The flaps on an aircraft wing increase the curvature of said wing. This creates increased lift when the flaps are deployed and thusly reduces the speed at which enough lift is provided for the plane to remain airborne, commonly known as the stall speed.

In a flapless approach the pilot must maintain a good speed, typically 80 knots in a light aircraft by applying power and altering the angle of attack. By pointing the nose down and increasing the power, the pilot maintains speed but sacrifices height. As a direct result of this, the flapless approach is a lot more shallow than a standard approach (flown with varying degrees of flap).

A secondary consequence of using a clean approach is that once near the ground and entering the flare, the plane will be travelling considerably faster than on a flapped approach. This means the flare and hold off will be a lot longer than a standard landing.

Flying the flapless approach

When flying a flapless approach the pilot must extend the downwind leg of the circuit to give a longer final approach. This will allow for speed to be removed by altering the angle of attack (lifting the nose) and reducing the power. The pilot must pay particular attention to the airspeed to prevent a stall.

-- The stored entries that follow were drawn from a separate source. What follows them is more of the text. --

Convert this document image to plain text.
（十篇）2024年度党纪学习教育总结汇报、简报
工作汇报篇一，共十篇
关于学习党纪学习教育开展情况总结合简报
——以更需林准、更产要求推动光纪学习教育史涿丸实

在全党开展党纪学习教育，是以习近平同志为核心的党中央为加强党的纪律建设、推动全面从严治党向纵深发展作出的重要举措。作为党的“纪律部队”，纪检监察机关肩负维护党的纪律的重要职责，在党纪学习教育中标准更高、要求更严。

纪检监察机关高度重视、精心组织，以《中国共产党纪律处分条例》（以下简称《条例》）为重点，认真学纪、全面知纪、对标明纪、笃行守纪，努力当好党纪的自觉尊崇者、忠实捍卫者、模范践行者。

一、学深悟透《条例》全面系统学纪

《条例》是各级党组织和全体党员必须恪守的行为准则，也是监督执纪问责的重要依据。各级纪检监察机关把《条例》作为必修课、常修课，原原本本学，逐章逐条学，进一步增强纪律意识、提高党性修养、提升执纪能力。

When calling short final, the pilot must remove carburettor heat early to allow for rapid throttle inputs and flare relatively early. Through the flare the power should be removed very calmly as the aircraft will still be losing height and speed. The hold off will be pronounced but the pilot must be sure that they do not bring about an incipient stall unless they are less than a foot away from the ground. Ideally the main wheels should touch down first with the nose following shortly. The roll out will be extended as the plane will be travelling at a higher speed than in a flapped landing.

Why bother with a flapless approach?

Generally pilots will use flaps to slow the descent and void unnecessary workloads. However, many military planes have no flaps, or flaps which have little effect, and so these must utilise flapless approaches.

A civil pilot may use a flapless approach if there are strong winds. This is because a strong headwind increases the airflow over the wings. With flaps, this can cause increased lift and prevent the aircraft landing with stability.

Of course, flap systems can also fail.